Plants use two primary functions to produce and store energy: photosynthesis and respiration. Photosynthesis describes the chemical reaction in plants that converts CO2, water, and sunlight into glucose and oxygen,

6CO2 + 6H2O = C6H12O6 +6 O2,

and respiration describes the conversion of glucose and oxygen into CO2, water, and energy in the absence of light,

C6H12O6 + 6O2 = 6CO2 + 6H2O.

Transpiration describes the exchange of water between the plant and the air around it during photosynthesis and respiration. Water is carried from the roots to the leaves during photosynthesis, and then released through the leaves during respiration.

Unfortunately, existing CO2 measurement systems for analyzing the photosynthetic CO2 exchange, respiration and transpiration of plants often cost over $10,000 dollars and require manual data collection, proving costly and inefficient.

Goals and Design

We hope to create an affordable system for under $200 that can be used to capture a leaf's respiratory rates in situ. Our goal for making this measurement chamber accessible to all is to facilitate the creation of a plant library that identifies the effects of climate and environment change on transpiration in plants around the world.
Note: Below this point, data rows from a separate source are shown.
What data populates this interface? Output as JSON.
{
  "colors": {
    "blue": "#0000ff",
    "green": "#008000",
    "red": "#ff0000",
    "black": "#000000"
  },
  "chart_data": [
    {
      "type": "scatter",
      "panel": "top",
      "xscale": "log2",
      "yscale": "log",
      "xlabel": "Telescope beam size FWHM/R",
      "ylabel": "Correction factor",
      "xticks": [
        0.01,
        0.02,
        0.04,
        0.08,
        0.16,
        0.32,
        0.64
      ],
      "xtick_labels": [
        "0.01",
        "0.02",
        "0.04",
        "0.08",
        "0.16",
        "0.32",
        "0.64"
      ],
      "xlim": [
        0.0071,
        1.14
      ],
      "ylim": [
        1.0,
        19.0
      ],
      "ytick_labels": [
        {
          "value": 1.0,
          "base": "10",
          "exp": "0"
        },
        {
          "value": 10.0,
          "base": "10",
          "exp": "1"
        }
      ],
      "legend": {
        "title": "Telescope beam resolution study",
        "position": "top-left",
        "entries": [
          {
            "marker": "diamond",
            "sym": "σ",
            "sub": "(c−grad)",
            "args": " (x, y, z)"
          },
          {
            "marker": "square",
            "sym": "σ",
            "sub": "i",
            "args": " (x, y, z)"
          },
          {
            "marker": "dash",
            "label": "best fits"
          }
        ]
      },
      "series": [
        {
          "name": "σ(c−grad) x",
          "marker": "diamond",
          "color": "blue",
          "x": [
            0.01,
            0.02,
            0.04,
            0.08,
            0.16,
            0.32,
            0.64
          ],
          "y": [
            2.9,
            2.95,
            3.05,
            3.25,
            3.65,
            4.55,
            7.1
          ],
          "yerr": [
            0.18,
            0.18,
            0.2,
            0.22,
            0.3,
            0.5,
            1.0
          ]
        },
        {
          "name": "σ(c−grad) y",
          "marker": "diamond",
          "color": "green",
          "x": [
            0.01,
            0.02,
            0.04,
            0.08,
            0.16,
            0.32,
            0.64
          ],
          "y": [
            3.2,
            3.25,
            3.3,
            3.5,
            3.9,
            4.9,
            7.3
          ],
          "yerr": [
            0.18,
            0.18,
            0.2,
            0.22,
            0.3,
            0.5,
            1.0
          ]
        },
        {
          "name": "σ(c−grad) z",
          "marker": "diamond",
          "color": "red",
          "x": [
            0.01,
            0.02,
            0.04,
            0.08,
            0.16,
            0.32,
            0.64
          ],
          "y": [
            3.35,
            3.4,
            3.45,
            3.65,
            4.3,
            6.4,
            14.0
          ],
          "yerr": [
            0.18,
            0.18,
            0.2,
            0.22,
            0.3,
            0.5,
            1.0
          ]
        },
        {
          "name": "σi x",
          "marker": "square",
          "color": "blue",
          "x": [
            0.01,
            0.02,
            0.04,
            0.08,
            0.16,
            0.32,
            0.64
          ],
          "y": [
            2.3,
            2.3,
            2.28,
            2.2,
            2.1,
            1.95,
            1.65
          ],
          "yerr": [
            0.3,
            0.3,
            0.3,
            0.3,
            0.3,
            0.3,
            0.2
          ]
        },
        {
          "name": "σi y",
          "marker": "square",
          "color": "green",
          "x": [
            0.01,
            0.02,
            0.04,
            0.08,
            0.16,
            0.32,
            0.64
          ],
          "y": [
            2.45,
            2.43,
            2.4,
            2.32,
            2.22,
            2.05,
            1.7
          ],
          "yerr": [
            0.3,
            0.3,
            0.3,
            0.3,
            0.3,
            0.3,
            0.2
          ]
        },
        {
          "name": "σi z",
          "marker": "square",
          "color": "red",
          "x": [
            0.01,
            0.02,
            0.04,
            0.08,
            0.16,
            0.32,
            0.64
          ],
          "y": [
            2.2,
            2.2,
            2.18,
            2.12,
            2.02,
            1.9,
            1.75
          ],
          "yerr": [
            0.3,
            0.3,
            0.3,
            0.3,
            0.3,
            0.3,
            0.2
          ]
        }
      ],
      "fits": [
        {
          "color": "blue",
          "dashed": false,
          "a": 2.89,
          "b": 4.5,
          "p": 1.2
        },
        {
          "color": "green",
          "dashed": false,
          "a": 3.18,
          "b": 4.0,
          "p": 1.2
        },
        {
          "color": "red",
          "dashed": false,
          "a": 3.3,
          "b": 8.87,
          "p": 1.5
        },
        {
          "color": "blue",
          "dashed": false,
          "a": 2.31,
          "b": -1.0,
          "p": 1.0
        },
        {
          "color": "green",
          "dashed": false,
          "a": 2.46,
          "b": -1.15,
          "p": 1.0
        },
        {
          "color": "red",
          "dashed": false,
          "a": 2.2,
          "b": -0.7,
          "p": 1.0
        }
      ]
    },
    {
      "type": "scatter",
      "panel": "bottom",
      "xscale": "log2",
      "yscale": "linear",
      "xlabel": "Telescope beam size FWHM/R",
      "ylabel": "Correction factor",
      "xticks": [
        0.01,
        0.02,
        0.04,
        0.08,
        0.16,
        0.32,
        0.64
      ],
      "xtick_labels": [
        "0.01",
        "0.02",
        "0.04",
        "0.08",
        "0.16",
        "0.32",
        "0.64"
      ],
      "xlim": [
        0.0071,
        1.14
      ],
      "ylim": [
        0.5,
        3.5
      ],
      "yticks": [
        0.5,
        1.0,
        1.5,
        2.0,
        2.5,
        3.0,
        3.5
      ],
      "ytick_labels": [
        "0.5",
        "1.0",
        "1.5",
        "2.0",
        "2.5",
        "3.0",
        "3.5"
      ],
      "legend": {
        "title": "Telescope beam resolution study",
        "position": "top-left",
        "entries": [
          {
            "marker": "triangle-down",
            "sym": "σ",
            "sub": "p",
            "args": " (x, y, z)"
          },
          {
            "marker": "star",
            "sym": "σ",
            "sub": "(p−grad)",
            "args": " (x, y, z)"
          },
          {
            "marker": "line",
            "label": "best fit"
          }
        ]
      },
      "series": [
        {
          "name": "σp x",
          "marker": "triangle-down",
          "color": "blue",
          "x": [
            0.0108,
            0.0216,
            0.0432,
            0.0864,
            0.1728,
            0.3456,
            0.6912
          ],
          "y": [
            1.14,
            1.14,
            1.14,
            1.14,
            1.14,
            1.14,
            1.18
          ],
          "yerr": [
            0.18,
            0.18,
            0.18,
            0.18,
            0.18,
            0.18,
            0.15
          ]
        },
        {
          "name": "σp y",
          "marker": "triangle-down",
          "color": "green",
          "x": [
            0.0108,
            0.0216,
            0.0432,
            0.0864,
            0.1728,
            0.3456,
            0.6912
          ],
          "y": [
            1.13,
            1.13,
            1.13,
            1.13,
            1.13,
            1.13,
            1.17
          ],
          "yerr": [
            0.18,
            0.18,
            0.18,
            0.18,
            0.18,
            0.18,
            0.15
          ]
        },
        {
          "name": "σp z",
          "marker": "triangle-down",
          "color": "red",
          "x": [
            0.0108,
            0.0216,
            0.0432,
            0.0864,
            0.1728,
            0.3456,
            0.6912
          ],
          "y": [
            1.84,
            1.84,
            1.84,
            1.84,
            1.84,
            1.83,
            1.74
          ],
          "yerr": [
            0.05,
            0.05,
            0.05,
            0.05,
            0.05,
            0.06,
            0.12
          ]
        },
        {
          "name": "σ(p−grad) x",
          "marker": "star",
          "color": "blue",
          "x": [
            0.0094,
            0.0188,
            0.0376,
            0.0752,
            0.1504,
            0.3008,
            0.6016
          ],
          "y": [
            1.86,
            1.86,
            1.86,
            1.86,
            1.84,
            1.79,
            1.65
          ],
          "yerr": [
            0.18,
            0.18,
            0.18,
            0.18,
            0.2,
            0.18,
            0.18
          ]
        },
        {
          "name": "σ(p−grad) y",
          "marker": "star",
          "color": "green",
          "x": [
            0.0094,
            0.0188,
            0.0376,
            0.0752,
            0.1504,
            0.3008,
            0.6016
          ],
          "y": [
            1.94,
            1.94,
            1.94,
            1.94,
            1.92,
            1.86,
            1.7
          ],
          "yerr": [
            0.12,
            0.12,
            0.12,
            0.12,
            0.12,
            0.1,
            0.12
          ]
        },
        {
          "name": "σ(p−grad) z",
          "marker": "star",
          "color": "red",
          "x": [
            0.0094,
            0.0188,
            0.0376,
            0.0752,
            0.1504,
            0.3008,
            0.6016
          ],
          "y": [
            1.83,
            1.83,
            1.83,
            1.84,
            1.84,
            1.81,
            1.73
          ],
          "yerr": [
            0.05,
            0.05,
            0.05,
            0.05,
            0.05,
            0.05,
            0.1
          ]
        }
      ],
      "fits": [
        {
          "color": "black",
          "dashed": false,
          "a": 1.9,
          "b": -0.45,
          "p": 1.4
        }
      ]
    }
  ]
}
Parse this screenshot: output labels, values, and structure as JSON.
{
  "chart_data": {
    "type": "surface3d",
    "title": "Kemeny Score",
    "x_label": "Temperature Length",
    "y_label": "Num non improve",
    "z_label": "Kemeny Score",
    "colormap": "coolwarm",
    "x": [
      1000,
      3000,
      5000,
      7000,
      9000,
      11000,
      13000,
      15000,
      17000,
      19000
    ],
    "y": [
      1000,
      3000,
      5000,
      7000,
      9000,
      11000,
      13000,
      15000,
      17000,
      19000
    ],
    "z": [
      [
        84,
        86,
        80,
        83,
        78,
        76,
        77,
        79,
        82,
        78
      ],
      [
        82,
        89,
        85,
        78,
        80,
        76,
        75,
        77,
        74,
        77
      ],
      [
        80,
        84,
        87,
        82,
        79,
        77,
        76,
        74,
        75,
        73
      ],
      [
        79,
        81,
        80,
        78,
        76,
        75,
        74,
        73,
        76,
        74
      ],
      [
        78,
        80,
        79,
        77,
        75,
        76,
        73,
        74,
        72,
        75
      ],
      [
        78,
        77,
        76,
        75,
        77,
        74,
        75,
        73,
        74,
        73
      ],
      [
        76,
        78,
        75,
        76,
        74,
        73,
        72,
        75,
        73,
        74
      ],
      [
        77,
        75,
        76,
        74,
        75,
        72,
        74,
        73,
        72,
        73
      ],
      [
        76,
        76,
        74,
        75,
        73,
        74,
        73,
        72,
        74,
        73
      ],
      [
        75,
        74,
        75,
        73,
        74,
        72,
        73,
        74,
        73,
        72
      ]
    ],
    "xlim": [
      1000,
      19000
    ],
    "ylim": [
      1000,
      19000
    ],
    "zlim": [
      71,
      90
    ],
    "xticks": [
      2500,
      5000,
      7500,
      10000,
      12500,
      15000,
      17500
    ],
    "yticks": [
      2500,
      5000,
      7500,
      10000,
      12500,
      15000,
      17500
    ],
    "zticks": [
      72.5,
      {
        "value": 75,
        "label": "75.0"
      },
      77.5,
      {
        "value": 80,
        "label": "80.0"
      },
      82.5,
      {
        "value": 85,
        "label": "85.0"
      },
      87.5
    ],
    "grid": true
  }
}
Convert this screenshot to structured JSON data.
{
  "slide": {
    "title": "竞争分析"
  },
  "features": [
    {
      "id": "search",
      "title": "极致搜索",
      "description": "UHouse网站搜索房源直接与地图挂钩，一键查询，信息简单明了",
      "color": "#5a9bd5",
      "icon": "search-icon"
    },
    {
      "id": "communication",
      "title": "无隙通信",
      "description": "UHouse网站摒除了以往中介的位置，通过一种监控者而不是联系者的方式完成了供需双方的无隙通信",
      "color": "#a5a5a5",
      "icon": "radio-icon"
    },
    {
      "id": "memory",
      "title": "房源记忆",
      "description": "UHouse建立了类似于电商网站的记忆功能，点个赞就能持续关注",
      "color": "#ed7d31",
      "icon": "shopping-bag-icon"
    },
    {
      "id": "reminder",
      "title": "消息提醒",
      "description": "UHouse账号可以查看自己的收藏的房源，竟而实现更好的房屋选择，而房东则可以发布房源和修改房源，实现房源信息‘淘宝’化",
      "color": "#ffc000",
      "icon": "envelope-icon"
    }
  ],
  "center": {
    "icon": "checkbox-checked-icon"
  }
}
Ideally, we could also use this data to identify optimal plants for carbon sequestration for a given area.

Current systems cost thousands of dollars and are human operated; they cannot be left out in the field for repeated measurements. Our system will be automated to be viable in the field using Arduino or RasPi without compromising the quality of data, making this data more accessible and promoting sustainable land planning. We will develop this system using readily available components and make the design open source, so that anyone can build and improve upon our design.

Updates

Our preliminary prototype autonomously isolates the leaf to measure CO2, temperature, and relative humidity and is easy-to-use through a wireless interface and centralized database.

The housing is comprised of materials that do not affect the CO2 concentrations in the housing: PET, EPDM weather resistant, closed-cell foam gasket and was optimized this year through simulation to ensure non-stratified airflow. The next steps are to optimize the chamber design based on these simulations and optimize the automated fastening mechanism.

 

If we can successfully balance the cost and quality of data for our automated CO2 analysis system, we hope that scientists and environmental enthusiasts alike can access this data to promote a sustainable future. Ultimately we hope that this measurement system alongside the plant library will promote informed decision making about the plants we choose for CO2 uptake and water conservation.